Es posible que los políticos aprendan alguna vez que su trabajo consiste en ponerse al servicio de los ciudadanos. De momento solo han aprendido a decir eso, no a hacerlo. Hemos tenido que soportar estos meses unos espectáculos bochornosos, impertinentes y cansinos ofrecidos por nuestros gobernantes, unas diatribas tan desafinadas que bastan dos segundos de escucha para apagar la pantalla. Mención aparte merece la estulticia de los dos nacionalismos más testarudos del país, el catalán y el madrileño, que antes verían desplomarse sus sistemas de sanidad pública que admitir que necesitan la ayuda del Gobierno y del resto de las comunidades autónomas. Sus mentiras sonrojan de puro evidentes, salvo a sus acólitos que viven encerrados en la cámara de eco donde solo oyen lo que quieren oír. Mirar a otros países no mejora gran cosa el cuadro.
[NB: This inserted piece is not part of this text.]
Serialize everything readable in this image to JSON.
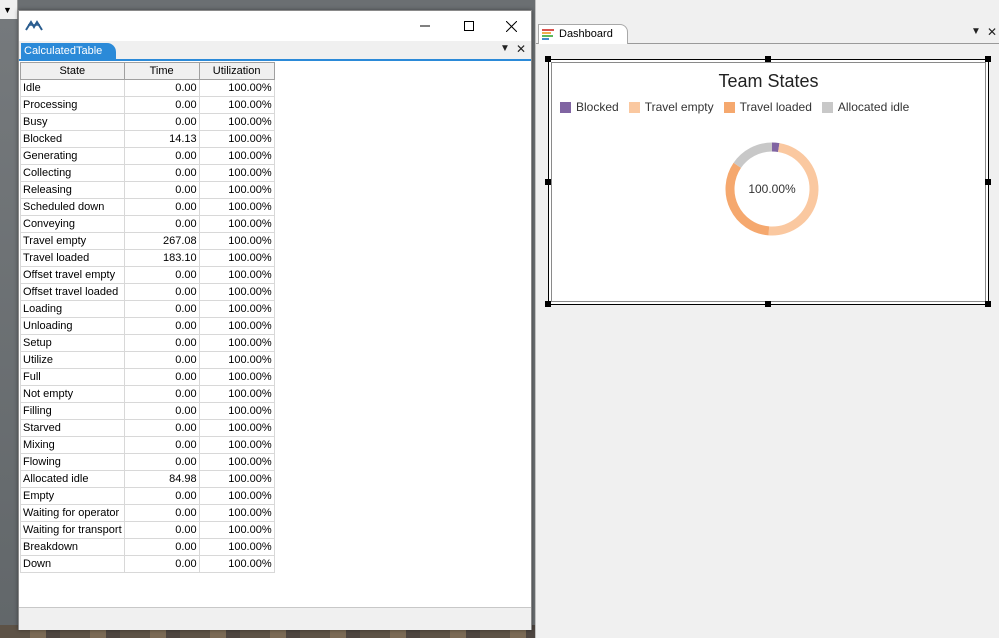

También da pena el nacionalismo vacunal, por el que cada trozo de mundo pelea por sus dosis con unas orejeras tan tupidas que les impiden ver incluso a sus vecinos más cercanos. Dan pena los antivacunas, desinformados a conciencia por chamanes y estafadores, y que a este paso van a constituir un obstáculo serio para las campañas de inmunización. Dan pena los líderes que presumen del poderío de su sanidad pública mientras la recortan y la yugulan. Pero ha muerto un millón de personas y, de momento, nuestra pena debe reservarse para ellos. Qué masacre. Qué horror.